Steve Halla’s class at Leap Academy Charter High School in Camden, NJ, suggested this image, a region near the intersection of Elysium Chasma and Hyblaeus Chasma. The class suggested that seeing a cross-section of Hyblaeus Chasma in the walls of Elysium Chasma might shed light on the mechanism(s) that formed it.

A cross-section of Hyblaeu Chasma is visible in the first subimage . The chasm seems to be filled with a resistant light-toned layer, about 200 meters thick (likely consisting of cemented windblown sand and dust) forming a mantling unit and overlying more resistant boulder-rich layers. The sand and dust was likely blown into Hyblaeu Chasma after it was formed by tectonic processes, possibly in combination with fluvial processes. The chasmata were subsequently broadened by hillslope erosion: boulders are strewn along the top of this dusty mantling unit. Slumping, possibly caused by faulting, along the southern wall of Hyblaeus is visible at the intersection with Elysium Chasma.

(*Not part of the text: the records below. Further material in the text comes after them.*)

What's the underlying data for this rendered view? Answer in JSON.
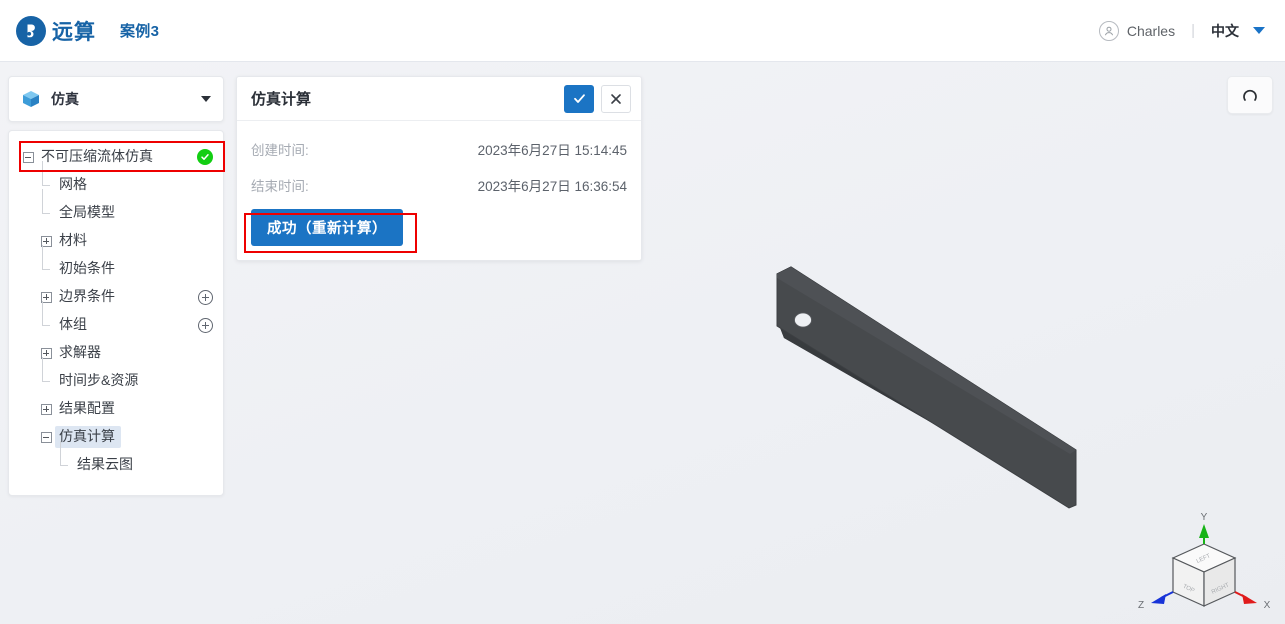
{
  "header": {
    "brand_name": "远算",
    "case_title": "案例3",
    "user_name": "Charles",
    "separator": "|",
    "language": "中文",
    "logo_icon": "logo-circle-b-icon",
    "avatar_icon": "user-avatar-icon",
    "caret_icon": "chevron-down-icon"
  },
  "sidebar": {
    "panel_icon": "blue-cube-icon",
    "panel_label": "仿真",
    "collapse_icon": "chevron-down-icon",
    "tree": [
      {
        "label": "不可压缩流体仿真",
        "depth": 1,
        "toggle": "minus",
        "status": "success",
        "selected": false,
        "highlighted": true
      },
      {
        "label": "网格",
        "depth": 2,
        "toggle": "leaf",
        "status": "",
        "selected": false
      },
      {
        "label": "全局模型",
        "depth": 2,
        "toggle": "leaf",
        "status": "",
        "selected": false
      },
      {
        "label": "材料",
        "depth": 2,
        "toggle": "plus",
        "status": "",
        "selected": false
      },
      {
        "label": "初始条件",
        "depth": 2,
        "toggle": "leaf",
        "status": "",
        "selected": false
      },
      {
        "label": "边界条件",
        "depth": 2,
        "toggle": "plus",
        "status": "",
        "selected": false,
        "add": true
      },
      {
        "label": "体组",
        "depth": 2,
        "toggle": "leaf",
        "status": "",
        "selected": false,
        "add": true
      },
      {
        "label": "求解器",
        "depth": 2,
        "toggle": "plus",
        "status": "",
        "selected": false
      },
      {
        "label": "时间步&资源",
        "depth": 2,
        "toggle": "leaf",
        "status": "",
        "selected": false
      },
      {
        "label": "结果配置",
        "depth": 2,
        "toggle": "plus",
        "status": "",
        "selected": false
      },
      {
        "label": "仿真计算",
        "depth": 2,
        "toggle": "minus",
        "status": "",
        "selected": true
      },
      {
        "label": "结果云图",
        "depth": 3,
        "toggle": "leaf",
        "status": "",
        "selected": false
      }
    ]
  },
  "panel": {
    "title": "仿真计算",
    "confirm_icon": "check-icon",
    "cancel_icon": "close-icon",
    "rows": [
      {
        "key": "创建时间:",
        "value": "2023年6月27日 15:14:45"
      },
      {
        "key": "结束时间:",
        "value": "2023年6月27日 16:36:54"
      }
    ],
    "run_button_label": "成功（重新计算）"
  },
  "viewport": {
    "reset_icon": "rotate-reset-icon",
    "model_name": "flat-plate-with-hole",
    "axis_widget": {
      "x_label": "X",
      "y_label": "Y",
      "z_label": "Z",
      "face_top": "TOP",
      "face_left": "LEFT",
      "face_right": "RIGHT"
    }
  },
  "annotations": [
    {
      "name": "redbox-tree-root",
      "target": "不可压缩流体仿真"
    },
    {
      "name": "redbox-run",
      "target": "成功（重新计算）"
    }
  ],
  "colors": {
    "brand_blue": "#1763a6",
    "accent_blue": "#1b74c4",
    "success_green": "#13ce13",
    "annotation_red": "#ee0000",
    "selected_row": "#dde6f2",
    "model_gray": "#474a4d"
  }
}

This image also shows a number of dark streaks along the walls of Elysium Chasma, further to the south. One fresh-appearing streak divides around a slight ridge in the second subimage (about 1 kilometer across). Other smaller, fainter, possibly older streaks have formed on either side of this ridge, producing a herringbone-like pattern. A number of explanations have been suggested for these streaks, including the idea that they are formed by dry avalanches of dust.